Give me books, fruit, french wine and fine weather and a little music out of doors. --John Keats
Monday, October 10, 2011
"All the Sad Young Literary Men" by Keith Gessen
Maybe the title should have clued me in, but this book is kind of depressing. It chronicles vignettes from the lives of Mark, Sam and Keith, three college-educated young men with writerly ambitions. In the first section, the three characters are young and idealistic, their lives ahead of them and the world at their feet, but the reader can somehow sense they are spinning their wheels. The second section finds them feeling like failures, wretched and alone. In the third section, they've all achieved their own blandly homogeneous and hollow happiness because they have . . . settled. I don't think they realized they had settled, but I realized it.
At least each section is depressing for a new reason.
It was too bothersome for me to distinguish between the three main characters. I kept getting their backgrounds and family histories mixed up, and the men themselves seemed to be interchangeable. This made it more difficult for me to invest myself in the story. For example, in Mark's second section, I couldn't for the life of me remember who Leslie was, but I didn't care enough to flip back and find out. (Although, had I been reading this on my Kindle, I think I could have found it in me to expend the effort needed to Search This Book and find where her character was introduced.) Maybe I just didn't pay enough attention, but I began to think this would have been a better book if it had been called "The Sad Young Literary Man" (though maybe that's not quite as catchy a title) and the three main characters had been combined into one.

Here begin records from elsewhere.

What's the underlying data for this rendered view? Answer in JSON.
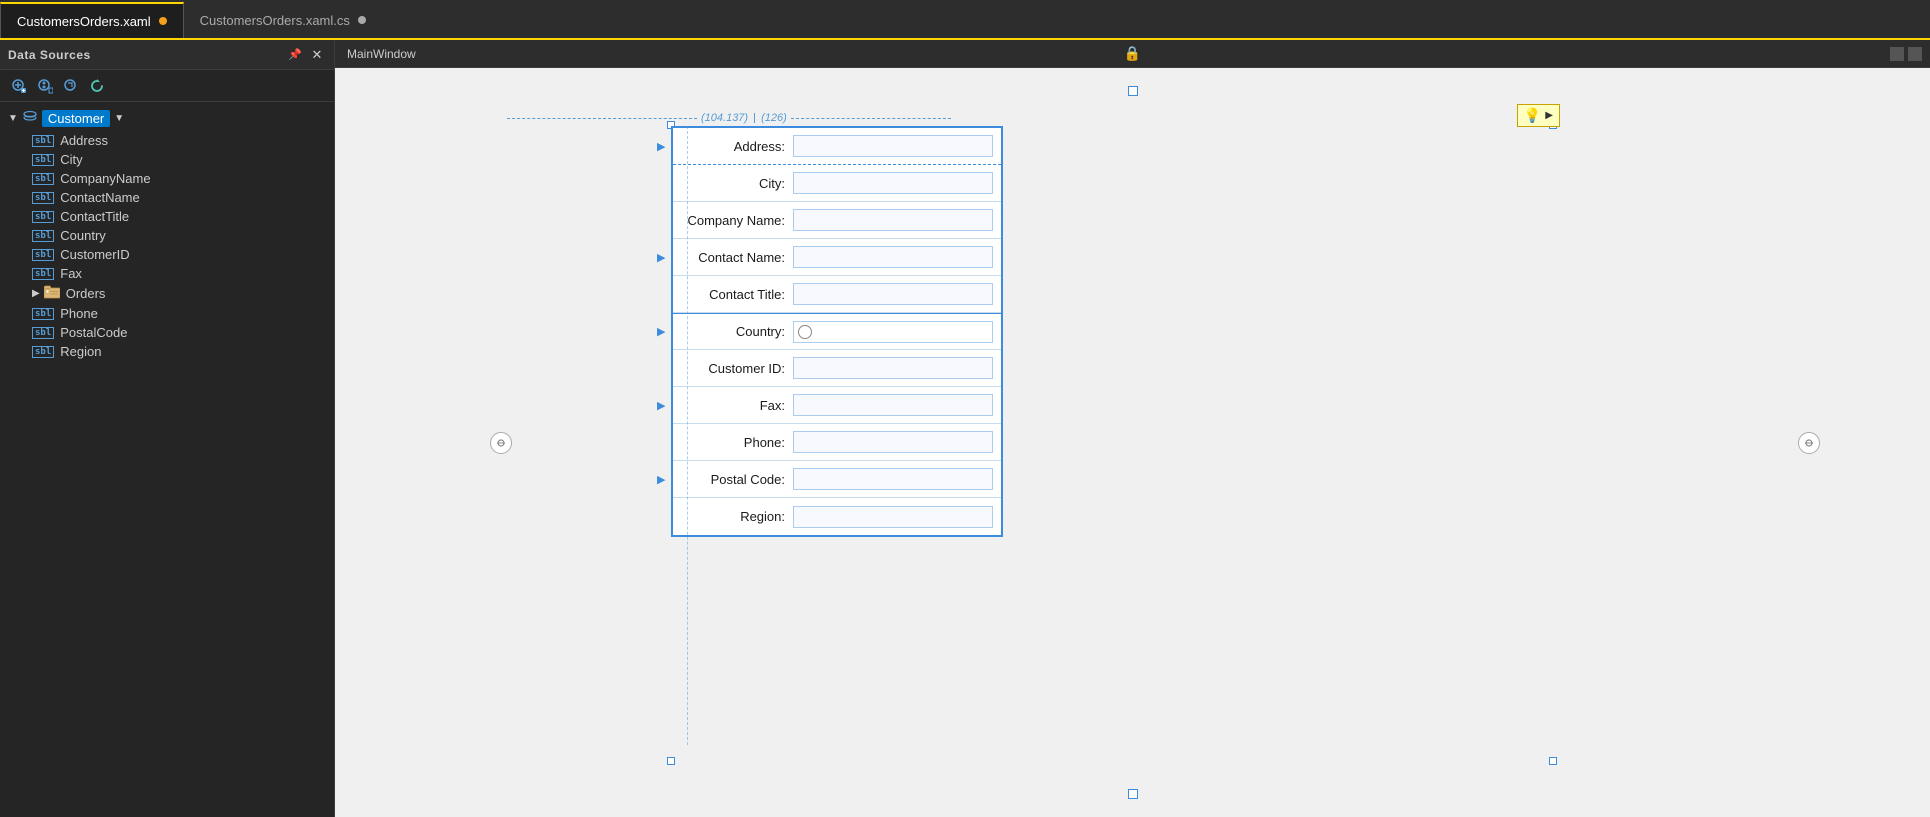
{
  "tabs": [
    {
      "id": "xaml",
      "label": "CustomersOrders.xaml",
      "active": true,
      "modified": true
    },
    {
      "id": "cs",
      "label": "CustomersOrders.xaml.cs",
      "active": false,
      "modified": false
    }
  ],
  "panel": {
    "title": "Data Sources",
    "toolbar_buttons": [
      "add",
      "edit",
      "refresh_schema",
      "refresh"
    ]
  },
  "tree": {
    "root": {
      "label": "Customer",
      "icon": "database",
      "expanded": true
    },
    "fields": [
      {
        "name": "Address",
        "type": "sbl"
      },
      {
        "name": "City",
        "type": "sbl"
      },
      {
        "name": "CompanyName",
        "type": "sbl"
      },
      {
        "name": "ContactName",
        "type": "sbl"
      },
      {
        "name": "ContactTitle",
        "type": "sbl"
      },
      {
        "name": "Country",
        "type": "sbl"
      },
      {
        "name": "CustomerID",
        "type": "sbl"
      },
      {
        "name": "Fax",
        "type": "sbl"
      },
      {
        "name": "Orders",
        "type": "folder",
        "expandable": true
      },
      {
        "name": "Phone",
        "type": "sbl"
      },
      {
        "name": "PostalCode",
        "type": "sbl"
      },
      {
        "name": "Region",
        "type": "sbl"
      }
    ]
  },
  "designer": {
    "window_title": "MainWindow",
    "measure_left": "(104.137)",
    "measure_right": "(126)",
    "form_fields": [
      {
        "label": "Address:",
        "type": "text",
        "selected": true
      },
      {
        "label": "City:",
        "type": "text",
        "selected": false
      },
      {
        "label": "Company Name:",
        "type": "text",
        "selected": false
      },
      {
        "label": "Contact Name:",
        "type": "text",
        "selected": false
      },
      {
        "label": "Contact Title:",
        "type": "text",
        "selected": false
      },
      {
        "label": "Country:",
        "type": "radio",
        "selected": false
      },
      {
        "label": "Customer ID:",
        "type": "text",
        "selected": false
      },
      {
        "label": "Fax:",
        "type": "text",
        "selected": false
      },
      {
        "label": "Phone:",
        "type": "text",
        "selected": false
      },
      {
        "label": "Postal Code:",
        "type": "text",
        "selected": false
      },
      {
        "label": "Region:",
        "type": "text",
        "selected": false
      }
    ]
  }
}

At the risk of boring you to tears, I will share with you the notes I finally forced myself to take in order to keep the Sad Young Men separate in my mind: Mark Grossman used to be married to Sasha, tried online dating and internet porn, and wants to date Celeste but sleeps with Leslie instead. Sam Mitnick is Jewish, loves Israel, was dating Talia and Arielle at the same time, lost them both, slept with Miss Perfect (Katie) and wrote his name in her book, and is supposed to be writing a great Zionist novel but never does. Keith (Gessen?) idolized a critic named Morris Binkel, spent a summer moving furniture, knows Russian, and roomed with Ferdinand, who dated one of Al Gore's (fictionalized) daughters. Hmmm, they sound fairly different from each other when I list their little bios one after another that way. So maybe it was just me?
Anyway, it's not as if this was a horrible read. I didn't gag on the writing, and it wasn't one of those books I dreaded picking up. It went by quickly enough, and I enjoyed reading it. But I won't be shouting it from the rooftops or pushing my friends to read it. I'm also very glad it only cost $3.97.